C’est ainsi que les travaux se poursuivirent, autour de la table des tables et dans les bureaux où se réunissaient les différents comités. Même l’ONU était représentée, en la personne de Derek Hastings, qui était descendu par l’ascenseur. Il prenait une part active aux débats, et son opinion avait toujours un poids particulier. Art remarqua qu’il commençait à donner des signes de syndrome des otages : il se montrait de plus en plus compréhensif au fur et à mesure qu’il discutait avec les gens, dans l’entrepôt. Et cette compréhension pourrait se communiquer à ses supérieurs sur Terre, se disait Art.
On leur envoyait des commentaires et des suggestions de partout sur Mars, mais aussi de la Terre. Ils étaient affichés sur les écrans qui couvraient un mur entier de la grande salle. Tout le monde était passionné par le congrès. Il rivalisait avec l’inondation terrestre dans l’intérêt du public.
— C’est le feuilleton du moment, fit Art, un soir qu’ils discutaient, Nadia et lui, dans leur petit appartement.
Tous les soirs ils appelaient Nirgal et les voyageurs. Leurs réponses mettaient de plus en plus de temps à leur parvenir, mais ce n’était pas un problème pour Art et Nadia. Ils avaient des tas de choses à se dire en attendant.
— Le problème de la séparation entre le local et le global risque d’être ardu, remarqua Art, un soir. Je crois qu’il y a contradiction entre les deux.
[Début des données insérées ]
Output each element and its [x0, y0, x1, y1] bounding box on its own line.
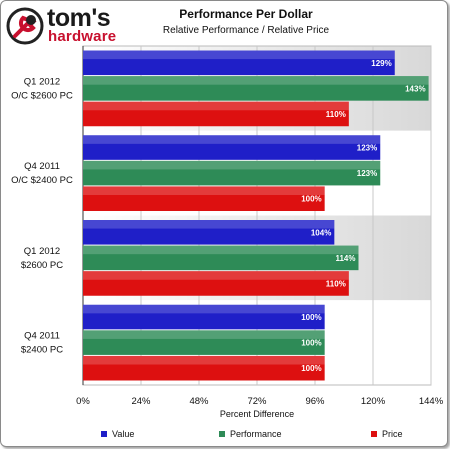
data-label: 110%: [326, 279, 346, 288]
x-tick-label: 72%: [247, 396, 267, 407]
logo-subtext: hardware: [48, 28, 117, 45]
category-label: $2600 PC: [21, 260, 63, 271]
data-label: 123%: [357, 169, 377, 178]
data-label: 100%: [301, 195, 321, 204]
category-label: Q4 2011: [24, 331, 60, 342]
legend-swatch: [371, 431, 377, 437]
bar-highlight: [83, 245, 359, 255]
bar-performance: [83, 245, 359, 271]
bar-price: [83, 355, 325, 381]
legend-label: Performance: [230, 429, 282, 439]
chart-subtitle: Relative Performance / Relative Price: [162, 25, 330, 36]
x-tick-labels: 0% 24% 48% 72% 96% 120% 144%: [76, 396, 444, 407]
bar-highlight: [83, 50, 395, 60]
wrench-logo-icon: [6, 7, 44, 45]
bar-highlight: [83, 76, 429, 85]
legend-item-value: Value: [101, 429, 134, 439]
bar-highlight: [83, 355, 325, 365]
bar-performance: [83, 160, 381, 186]
legend-item-price: Price: [371, 429, 403, 439]
legend-label: Price: [382, 429, 403, 439]
bar-price: [83, 101, 349, 127]
bar-value: [83, 304, 325, 330]
bar-value: [83, 50, 395, 76]
data-label: 110%: [326, 110, 346, 119]
legend-label: Value: [112, 429, 135, 439]
x-tick-label: 96%: [305, 396, 325, 407]
bar-price: [83, 186, 325, 211]
data-label: 143%: [405, 84, 425, 93]
bar-performance: [83, 76, 429, 101]
bar-price: [83, 271, 349, 296]
bar-performance: [83, 330, 325, 355]
data-label: 114%: [335, 254, 355, 263]
category-label: $2400 PC: [21, 345, 63, 356]
category-label: Q4 2011: [24, 161, 60, 172]
x-tick-label: 0%: [76, 396, 90, 407]
x-axis-title: Percent Difference: [220, 409, 294, 419]
bar-value: [83, 135, 381, 160]
category-labels: Q1 2012 O/C $2600 PC Q4 2011 O/C $2400 PC Q1…: [11, 76, 73, 355]
bar-highlight: [83, 135, 381, 144]
x-tick-label: 24%: [131, 396, 151, 407]
x-tick-label: 120%: [361, 396, 386, 407]
bars-group: 129% 143% 110% 123% 123% 100% 104% 114% 110% 100%…: [83, 50, 429, 381]
bar-highlight: [83, 271, 349, 280]
bar-chart: 129% 143% 110% 123% 123% 100% 104% 114% 110% 100%…: [11, 45, 444, 419]
legend-swatch: [101, 431, 107, 437]
bar-highlight: [83, 330, 325, 339]
bar-highlight: [83, 220, 335, 229]
data-label: 123%: [357, 144, 377, 153]
legend-swatch: [219, 431, 225, 437]
category-label: O/C $2400 PC: [11, 175, 73, 186]
data-label: 104%: [311, 228, 331, 237]
data-label: 100%: [301, 313, 321, 322]
x-tick-label: 48%: [189, 396, 209, 407]
bar-highlight: [83, 304, 325, 314]
bar-highlight: [83, 160, 381, 170]
x-tick-label: 144%: [419, 396, 444, 407]
legend: Value Performance Price: [1, 429, 447, 443]
chart-title: Performance Per Dollar: [179, 7, 313, 21]
data-label: 100%: [301, 364, 321, 373]
category-label: Q1 2012: [24, 76, 60, 87]
bar-highlight: [83, 101, 349, 111]
data-label: 100%: [301, 339, 321, 348]
logo-wordmark: tom's: [47, 4, 111, 32]
toms-hardware-logo: tom's hardware: [5, 4, 117, 48]
bar-highlight: [83, 186, 325, 196]
category-label: O/C $2600 PC: [11, 90, 73, 101]
legend-item-performance: Performance: [219, 429, 282, 439]
bar-value: [83, 220, 335, 245]
data-label: 129%: [371, 59, 391, 68]
category-label: Q1 2012: [24, 246, 60, 257]
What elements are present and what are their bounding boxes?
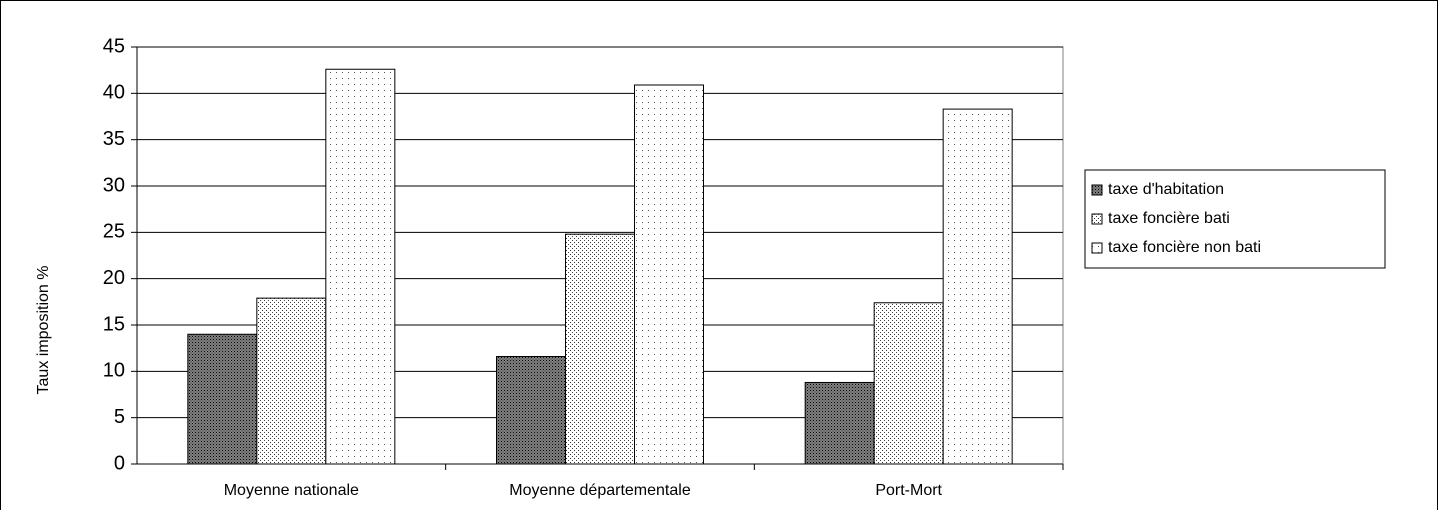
y-tick-label: 15	[103, 313, 125, 335]
bar	[496, 356, 566, 465]
y-tick-label: 10	[103, 360, 125, 382]
y-tick-label: 25	[103, 221, 125, 243]
bar	[325, 68, 396, 465]
x-tick-label: Moyenne nationale	[224, 482, 359, 499]
bar	[187, 333, 258, 465]
y-axis-title: Taux imposition %	[35, 266, 52, 395]
bar	[804, 381, 875, 465]
x-tick-label: Port-Mort	[875, 482, 942, 499]
legend-label: taxe foncière bati	[1108, 210, 1230, 227]
y-tick-label: 0	[114, 452, 125, 474]
bar	[634, 84, 704, 465]
bar	[942, 108, 1013, 465]
x-tick-label: Moyenne départementale	[509, 482, 691, 499]
y-tick-label: 45	[103, 35, 125, 57]
y-tick-label: 20	[103, 267, 125, 289]
y-tick-label: 35	[103, 128, 125, 150]
bar	[565, 233, 635, 465]
y-tick-label: 40	[103, 82, 125, 104]
legend-swatch	[1091, 213, 1103, 225]
legend-label: taxe foncière non bati	[1108, 239, 1261, 256]
y-tick-label: 30	[103, 174, 125, 196]
y-tick-label: 5	[114, 406, 125, 428]
legend-swatch	[1091, 242, 1103, 254]
legend-swatch	[1091, 184, 1103, 196]
bar	[873, 302, 944, 465]
legend-box	[1084, 169, 1386, 269]
legend-label: taxe d'habitation	[1108, 181, 1224, 198]
bar	[256, 297, 327, 465]
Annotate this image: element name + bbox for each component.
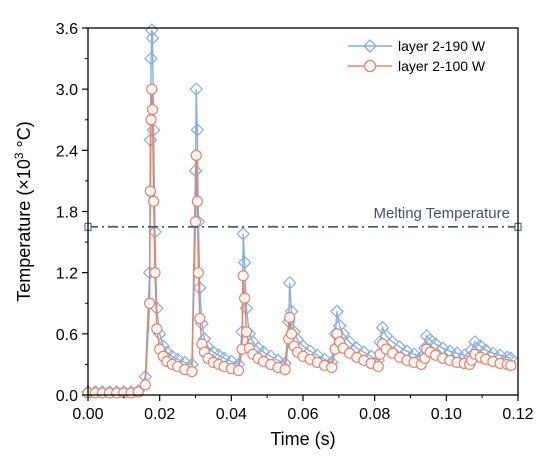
x-tick-label: 0.02 <box>144 406 175 423</box>
legend-entry-190w: layer 2-190 W <box>348 38 486 54</box>
data-point <box>330 304 344 319</box>
legend-label-190w: layer 2-190 W <box>398 38 486 54</box>
data-point <box>189 216 202 228</box>
x-tick-label: 0.10 <box>431 406 462 423</box>
data-point <box>282 276 297 290</box>
data-point <box>191 195 203 207</box>
data-point <box>194 312 206 325</box>
x-axis-title: Time (s) <box>270 429 335 449</box>
data-point <box>145 31 160 46</box>
legend-label-100w: layer 2-100 W <box>398 58 486 74</box>
data-point <box>240 326 252 338</box>
data-point <box>237 270 249 282</box>
legend-marker-diamond <box>363 39 377 53</box>
data-point <box>139 379 151 391</box>
melting-temperature-annotation: Melting Temperature <box>374 205 510 222</box>
y-tick-label: 2.4 <box>56 143 78 160</box>
data-point <box>232 364 245 377</box>
data-point <box>192 281 207 295</box>
data-point <box>237 255 252 270</box>
data-point <box>144 185 156 197</box>
data-point <box>192 267 204 279</box>
data-point <box>468 335 482 349</box>
series-100w <box>82 83 517 399</box>
legend-entry-100w: layer 2-100 W <box>348 58 486 74</box>
data-point <box>190 149 202 162</box>
x-tick-label: 0.12 <box>502 406 533 423</box>
y-tick-label: 3.0 <box>56 82 78 99</box>
data-point <box>149 267 161 279</box>
x-tick-label: 0.06 <box>287 406 318 423</box>
data-point <box>236 227 251 241</box>
data-point <box>326 361 338 374</box>
axis-ticks: 0.00 0.02 0.04 0.06 0.08 0.10 0.12 0.0 0.6 1.2 1.8… <box>56 21 534 423</box>
data-point <box>238 292 251 304</box>
y-axis-title-suffix: °C) <box>14 121 34 152</box>
data-point <box>186 365 198 378</box>
data-point <box>147 195 160 207</box>
data-point <box>372 360 384 373</box>
data-point <box>189 82 204 97</box>
data-point <box>190 123 205 137</box>
y-axis-title: Temperature (×103 °C) <box>12 121 34 301</box>
x-tick-label: 0.00 <box>72 406 103 423</box>
series-layer <box>81 23 518 399</box>
legend-marker-circle <box>363 59 377 73</box>
y-tick-label: 3.6 <box>56 21 78 38</box>
y-tick-label: 0.0 <box>56 388 78 405</box>
data-point <box>145 114 157 126</box>
y-tick-label: 0.6 <box>56 327 78 344</box>
data-point <box>284 311 296 324</box>
data-point <box>285 328 298 340</box>
data-point <box>151 323 163 335</box>
data-point <box>146 83 158 95</box>
data-point <box>505 359 517 372</box>
y-tick-label: 1.2 <box>56 266 78 283</box>
data-point <box>144 297 156 309</box>
data-point <box>146 123 161 137</box>
y-axis-title-prefix: Temperature (×10 <box>14 159 34 302</box>
y-axis-title-superscript: 3 <box>12 152 26 159</box>
data-point <box>279 363 291 376</box>
data-point <box>144 51 158 66</box>
data-point <box>146 103 159 116</box>
y-tick-label: 1.8 <box>56 205 78 222</box>
x-tick-label: 0.04 <box>216 406 247 423</box>
x-tick-label: 0.08 <box>359 406 390 423</box>
legend: layer 2-190 W layer 2-100 W <box>348 38 486 74</box>
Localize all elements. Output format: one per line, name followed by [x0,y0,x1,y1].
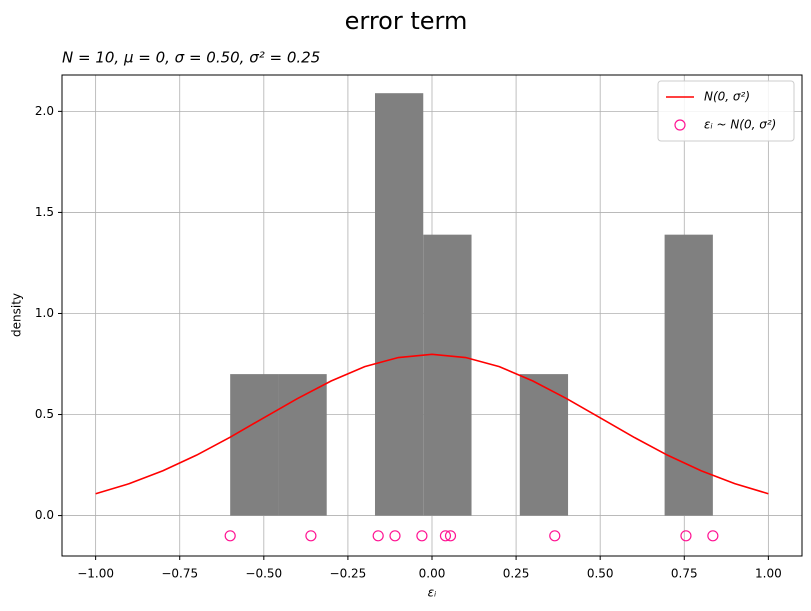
scatter-point [224,530,236,542]
histogram-bar [230,374,279,516]
x-tick-label: −0.25 [330,567,367,581]
chart-title: error term [345,7,468,35]
x-tick-label: −1.00 [77,567,114,581]
legend-label: N(0, σ²) [704,90,750,104]
x-axis-label: εᵢ [428,586,437,600]
histogram-bar [423,234,472,516]
scatter-point [372,530,384,542]
y-tick-label: 0.5 [35,407,54,421]
scatter-point [680,530,692,542]
y-axis-label: density [10,293,24,337]
x-tick-label: 0.75 [671,567,698,581]
x-tick-label: 0.25 [503,567,530,581]
x-tick-label: 1.00 [755,567,782,581]
chart-subtitle: N = 10, μ = 0, σ = 0.50, σ² = 0.25 [62,49,320,67]
y-tick-label: 1.5 [35,205,54,219]
y-tick-label: 1.0 [35,306,54,320]
histogram-bar [278,374,327,516]
scatter-point [416,530,428,542]
scatter-point [549,530,561,542]
scatter-point [305,530,317,542]
scatter-point [444,530,457,542]
x-tick-label: −0.75 [161,567,198,581]
plot-frame [61,74,803,557]
scatter-point [707,530,719,542]
x-tick-label: 0.00 [419,567,446,581]
x-tick-label: 0.50 [587,567,614,581]
histogram-bar [664,234,713,516]
legend-swatch [674,119,686,131]
density-line [95,353,769,495]
y-tick-label: 2.0 [35,104,54,118]
y-tick-label: 0.0 [35,508,54,522]
scatter-point [439,530,452,542]
legend-box [657,80,795,142]
histogram-bar [519,374,569,516]
scatter-point [389,530,401,542]
histogram-bar [374,93,424,516]
x-tick-label: −0.50 [245,567,282,581]
legend-label: εᵢ ~ N(0, σ²) [704,118,776,132]
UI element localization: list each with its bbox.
Je veux dire, ce n’est pas une simple question de confusion mentale. Nous voulons vraiment un contrôle global, et en même temps, nous voulons que les tentes soient libres. Deux de nos valeurs les plus fondamentales sont antagonistes.
— Et le système suisse ? suggéra Nirgal, quelques minutes plus tard. C’est ce que John Boone répondait toujours.
Mais la réponse des Suisses de Pavonis ne fut pas très encourageante.
— C’est plutôt l’exemple à ne pas suivre, objecta Jurgen en faisant la grimace. Si je suis sur Mars, c’est à cause du gouvernement fédéral suisse. Il étouffe toute initiative. Il faut une licence pour respirer.
— Et les cantons n’ont plus aucun pouvoir, renchérit Priska. Le gouvernement fédéral le leur a retiré.
— Dans certains cantons, reprit Jurgen, ça valait plutôt mieux.
— Il y a eu plus fort : le Graubünden ou Ligue des Grisons, reprit Priska. Une confédération de villes dans le sud-est de la Suisse, qui marcha très bien pendant des centaines d’années.
— Vous pourriez m’envoyer toutes les infos disponibles là-dessus ? demanda Art.
Le lendemain soir, ils regardèrent, Nadia et lui, la description de la Ligue des Grisons que Priska leur avait envoyée. Enfin… La situation était plus simple, à la Renaissance, se dit Art. Il se trompait peut-être, mais il avait l’impression que les accords extrêmement souples des petites villes des montagnes suisses n’avaient pas grand-chose à voir avec les économies étroitement interdépendantes des colonies martiennes. Les gens n’avaient pas à se préoccuper des inconvénients de la variation de la pression atmosphérique, par exemple. Non, la vérité est qu’ils se trouvaient dans une situation nouvelle. Aucune analogie historique ne leur serait d’un grand secours.